CINEMA Mithunam has been well received by audiences of all ages
Tanikella Bharani comes across as an easygoing person who does not appear to get bogged down by anything. His demeanour and body language put you at ease and he seems to be waiting to sit back and laugh.
His directorial debut Mithunam has been well received by the audience and the nuances in his cinematic essay have dazzled cinema goers.
His years on the stage as an actor and playwright appear to have paid off. Bharani has been able to speak the idiom of generations gone by and bring it alive on the screen. The subtle hints of love and affection expressed by the two characters leave you hungering for more.

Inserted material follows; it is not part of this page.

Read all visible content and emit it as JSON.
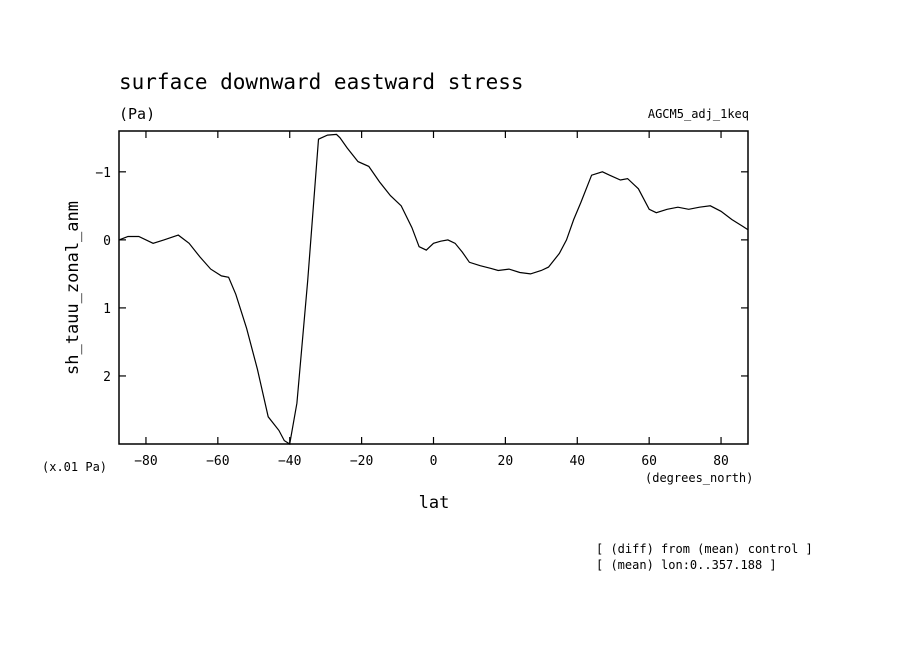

“I cannot say I expected the movie to be so well received,” says Bharani. “I am very happy that my directorial debut has gone down well. I actually looked at it as some sort of net practice, but it turned out to be a tournament final performance.”

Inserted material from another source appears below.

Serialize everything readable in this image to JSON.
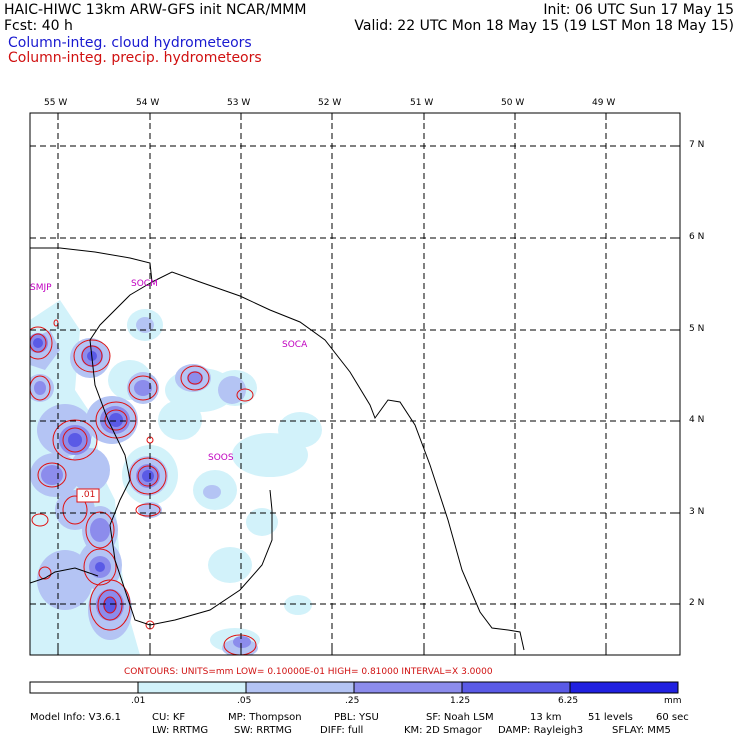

He adds, “The theatre managers and audience tell me that this is for the first time after so many years that the entire family was watching the same movie. In fact there are many cases where three generations of people have come to the theatre to watch it.”
The subdued performance by the two characters SPB and Lakshmi have contributed to the film’s immense success.
The simple theme of the unspoken love and affection between a husband and wife that blooms again during retirement has struck a chord among the elderly. Mithunam is about the glaring absence of children from the lives of this couple. This is a reality that most families face today.
Bharani says that for long the elderly have been feeling neglected and cinema makers appear to have forgotten their existence. All the movies today are about youth and puppy love. Further, the treatment of the narrative often makes it difficult for the entire family to watch a movie together.
“After the accolades I have received for this movie I don’t know what else is left to achieve,” says Bharani. “I suppose only silence lies beyond.”